Что значит смерть – жестокая фатальность, висящая над каждым, неожиданное обретение покоя в этом гадком мире, естественный физический процесс или воля Господа? По чьему предначертанию она властно становится в только ею избранный миг у твоего изголовья? И имеет ли влияние на любимых, недругов и Бога как ты примешь свой последний час? Искать ответы на эти вопросы совершенно одно, когда под твоим окном веселый детский шум, в тени зонтика на дачном кресле или в прокуренной студенческой комнате до хрипоты споря о семи повешенных Леонида Андреева. И абсолютно другое – когда ты приговорен без обжалования. Да, быть убитым на войне, умереть от недуга или старости – горько, но объяснимо. Погибнуть в катастрофе, наводнении, пожаре – чудовищно, но это рок. А к чему отнести смерть в расцвете лет от подобного тебе – той же веры, крови, языка, Родины – только за то, что ты живешь и думаешь непохоже. Но ведь не поднимаешь руку на него, не совершаешь преступления, не оскорбляешь, что и он не похож на тебя. Откуда же у него такое право в отношении тебя? Откуда эта тупая уверенность, что творимое им – во благо и справедливо? И самое страшное – его, уже как палача, не переубедить, ему не покаяться, не объяснить. Нелепость подобной смерти и вместе с тем ее реальность и обыденность находятся за гранью разумного. Но к то же в таком случае сошел с ума? Откуда эта чума напала на страну и не встретила сопротивления, но только жалкую покорность и воинствующее бессердечие? Кто нас так проклял, что сила этого проклятия сравнима в истории только с проклятием народа Давидова? И – за что?
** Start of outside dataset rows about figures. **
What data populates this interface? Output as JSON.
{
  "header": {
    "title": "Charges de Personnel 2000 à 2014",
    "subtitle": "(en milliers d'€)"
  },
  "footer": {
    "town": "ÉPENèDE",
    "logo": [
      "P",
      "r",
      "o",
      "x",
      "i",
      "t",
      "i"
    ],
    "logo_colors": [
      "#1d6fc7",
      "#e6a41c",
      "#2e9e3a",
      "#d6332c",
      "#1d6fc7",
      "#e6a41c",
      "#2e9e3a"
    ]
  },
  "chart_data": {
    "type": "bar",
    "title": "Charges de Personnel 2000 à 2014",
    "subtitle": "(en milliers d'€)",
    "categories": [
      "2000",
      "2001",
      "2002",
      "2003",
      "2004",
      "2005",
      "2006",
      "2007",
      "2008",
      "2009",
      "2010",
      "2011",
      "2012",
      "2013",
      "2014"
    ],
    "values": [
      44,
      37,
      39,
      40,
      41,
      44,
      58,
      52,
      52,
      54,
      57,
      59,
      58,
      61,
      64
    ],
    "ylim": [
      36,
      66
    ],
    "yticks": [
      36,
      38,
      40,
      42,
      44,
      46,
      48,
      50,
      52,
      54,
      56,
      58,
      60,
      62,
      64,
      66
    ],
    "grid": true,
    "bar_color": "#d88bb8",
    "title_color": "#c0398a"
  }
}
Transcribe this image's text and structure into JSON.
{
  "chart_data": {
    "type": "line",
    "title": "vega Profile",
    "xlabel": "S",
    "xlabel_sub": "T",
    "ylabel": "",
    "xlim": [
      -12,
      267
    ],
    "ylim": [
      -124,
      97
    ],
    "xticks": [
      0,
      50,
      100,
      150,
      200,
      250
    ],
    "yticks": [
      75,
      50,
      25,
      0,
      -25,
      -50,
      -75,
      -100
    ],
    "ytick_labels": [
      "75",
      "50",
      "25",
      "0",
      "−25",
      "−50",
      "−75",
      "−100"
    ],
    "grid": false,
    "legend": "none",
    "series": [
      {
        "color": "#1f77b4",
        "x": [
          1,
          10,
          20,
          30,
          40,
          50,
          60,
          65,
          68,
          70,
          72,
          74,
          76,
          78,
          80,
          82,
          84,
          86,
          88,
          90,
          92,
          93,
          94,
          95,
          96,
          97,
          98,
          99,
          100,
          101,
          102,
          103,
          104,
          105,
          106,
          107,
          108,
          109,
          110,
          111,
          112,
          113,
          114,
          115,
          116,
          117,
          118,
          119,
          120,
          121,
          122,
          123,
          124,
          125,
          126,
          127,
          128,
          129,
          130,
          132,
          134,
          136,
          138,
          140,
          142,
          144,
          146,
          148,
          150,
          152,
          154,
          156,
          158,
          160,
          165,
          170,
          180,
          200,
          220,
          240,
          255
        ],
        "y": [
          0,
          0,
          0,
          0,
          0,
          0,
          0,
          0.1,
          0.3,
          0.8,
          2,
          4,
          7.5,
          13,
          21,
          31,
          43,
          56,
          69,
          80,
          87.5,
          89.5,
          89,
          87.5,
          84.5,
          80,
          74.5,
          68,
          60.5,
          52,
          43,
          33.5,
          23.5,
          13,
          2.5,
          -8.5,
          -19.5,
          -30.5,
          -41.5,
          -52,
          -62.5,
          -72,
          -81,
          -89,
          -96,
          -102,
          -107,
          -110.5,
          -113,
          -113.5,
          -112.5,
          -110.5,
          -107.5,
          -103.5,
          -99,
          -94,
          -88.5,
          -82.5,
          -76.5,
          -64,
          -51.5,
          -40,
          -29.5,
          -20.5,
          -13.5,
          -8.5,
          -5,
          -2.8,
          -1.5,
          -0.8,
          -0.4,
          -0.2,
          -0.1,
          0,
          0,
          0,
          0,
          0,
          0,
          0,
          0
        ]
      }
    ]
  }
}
Ради чьего алтаря и роль какой жертвы – слепой, вынужденной, закономерной – мне выпало исполнить? И почему именно мне? Я не стремился к этой роли, бежал ее всегда. Так, почему? Впрочем, это слишком личностный взгляд на смерть, куда легче думать о ней философски. О чем это он, бишь? А! Если всякий исторический распад, называемый революцией, предполагает свое величие для потомков сообразно количеству пролитой крови, то нынешнее пятилетие с 17-го года в сравнении со всеми известными ему по книгам революциями оставило их далеко позади, включая даже багровую Французскую. К чему продолжать бойню еще, когда грандиозность нового мира столь очевидна. Ладно, он не постиг их будущего всемирного значения и потому здесь в Соловках для «перековки» сознания. Возможно, новое мировоззрение нуждается в лагерях. Но как назвать и понять мировоззрение, которое для доказательств своей правоты и силы прибегает к расстрелам, находя для них химерные поводы… Что там, в конце, когда это мировоззрение победит? Но он не увидит…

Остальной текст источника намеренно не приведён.